The American landscape is a complicated animal as any of its numerous explorers and citizens can readily attest. The landscape is capable of rousing every possible emotion of a person while simultaneously leaving them without words or a single thought to describe what their senses are being presented with. Any attempt to further expand on a subject that has volumes of factual information and an equal sum of attempts to characterize the continental landscape would be fruitless on my part. However there are affects that the American landscape has on every person that crosses it that are undeniable and while perhaps not at the forefront of thought of each weary traveler, upon their return home a change has occurred that is undeniable, yet un-measurable in scope.
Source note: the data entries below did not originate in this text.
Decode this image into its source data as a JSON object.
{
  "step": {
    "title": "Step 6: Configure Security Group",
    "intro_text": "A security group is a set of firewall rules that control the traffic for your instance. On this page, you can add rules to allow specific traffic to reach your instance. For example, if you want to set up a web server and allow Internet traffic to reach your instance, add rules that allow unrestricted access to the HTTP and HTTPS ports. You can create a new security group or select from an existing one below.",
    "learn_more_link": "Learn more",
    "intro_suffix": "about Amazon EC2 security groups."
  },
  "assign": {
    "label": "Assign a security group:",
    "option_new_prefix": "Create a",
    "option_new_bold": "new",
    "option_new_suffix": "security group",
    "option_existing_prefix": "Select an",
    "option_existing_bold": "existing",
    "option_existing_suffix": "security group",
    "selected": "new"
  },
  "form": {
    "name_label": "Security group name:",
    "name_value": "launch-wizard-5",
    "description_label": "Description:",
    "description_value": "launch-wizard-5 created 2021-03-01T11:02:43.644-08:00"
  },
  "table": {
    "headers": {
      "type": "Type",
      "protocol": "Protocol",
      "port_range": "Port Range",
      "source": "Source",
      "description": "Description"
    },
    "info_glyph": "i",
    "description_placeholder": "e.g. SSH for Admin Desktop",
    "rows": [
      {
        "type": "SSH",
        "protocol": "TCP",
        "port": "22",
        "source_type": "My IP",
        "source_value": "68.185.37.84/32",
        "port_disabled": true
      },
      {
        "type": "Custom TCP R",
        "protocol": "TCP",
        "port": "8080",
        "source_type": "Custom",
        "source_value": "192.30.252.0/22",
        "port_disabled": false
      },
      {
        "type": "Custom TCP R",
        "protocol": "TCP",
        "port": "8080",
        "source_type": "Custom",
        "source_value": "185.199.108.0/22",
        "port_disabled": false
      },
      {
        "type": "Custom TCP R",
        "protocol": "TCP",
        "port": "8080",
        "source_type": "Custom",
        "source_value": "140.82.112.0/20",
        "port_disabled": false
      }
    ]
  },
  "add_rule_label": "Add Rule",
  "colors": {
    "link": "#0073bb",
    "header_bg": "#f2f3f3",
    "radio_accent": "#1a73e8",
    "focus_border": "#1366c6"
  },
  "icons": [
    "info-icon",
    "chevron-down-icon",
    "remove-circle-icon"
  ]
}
A century of easy access to the automobile has transformed the American landscape into a vast unending plot of land spanning oceans to one that is cris-crossed with roads as easily accessible to the casual traveler as birds have access to the air. Where once people were confined to their region of the country, with dreams of traveling elsewhere perhaps being realized just once, if ever, in their life, the entire continent can now be reached in 3 very long days of traveling by someone with a central location. Every road holds the potential of bringing a traveler to thousands of destinations, locally or farther away. It is why, even in harder times economically, Americans do not lose or lack any ability to move about the continent. Statistically, more people travel during times of economic hardship then any other time.
The investment that can and should be made in America’s vast landscape transcends anything that even a Ken Burn’s documentary can address. The landscape speaks for itself. From snow capped indigo mountains, framed by deep blue skies and amber plains to oceans meeting land by crashing into its high cliffs or kissing its shores on a tropic coast, the land itself speaks its own defense on the extent to which it should be valued. That same voice though is what affects everyone, from environmentalists and ranchers to suburbanites and pop-stars.
Sometimes the voice is as loud as a mountain waterfall or a summer tornado, but sometimes it’s as soft as a sunset or wind rustling Aspen leaves through a mountain pass. Often times the voice is something else entirely, a sweeping mountain vista or the smell of wildflowers blooming in spring on a prairie. Indeed the voice comes in many forms, but when listened to, it has the ability to change a person from the inside out.
God spoke into existence creation and His echo can be heard everywhere in the American landscape.
Numerous road trips across the country have presented me with an opportunity to listen to God’s echo, and each trip has left me a little bit different from when I left home and hit the road initially. It has been my conclusion that any landscape where the sights, sounds, smells and even touch of the land can overwhelm any of the advice provided by Western society, then it is a landscape worth listening to. In my experience, no better insight into what life means has ever been offered to match the fruits of insight born by the land itself.
If I had to offer a new years resolution to anyone for 2010, it would be not just take a walk and smell the roses, so to speak, but rather to take a walk and take pause. The voice of America’s landscape is elusive, but when it is heard, it transcends even the loudest preaching of a society dominated by information overload and over stimulation from electronic trinkets. In terms of the three steps of advice that might be the only thing that sticks with you once you’re done reading this: unplug, pause, and listen.
You don’t need to be religious to hear what I call God’s echo, but I believe that in the landscape of this continent called North America, every person can find their purpose in life and useful insights to guide them through the daily grind. Its not a huge time commitment and I hope that if you do decide to take time to unplug, pause, and listen that you will be rewarded with the same fruits that I have found.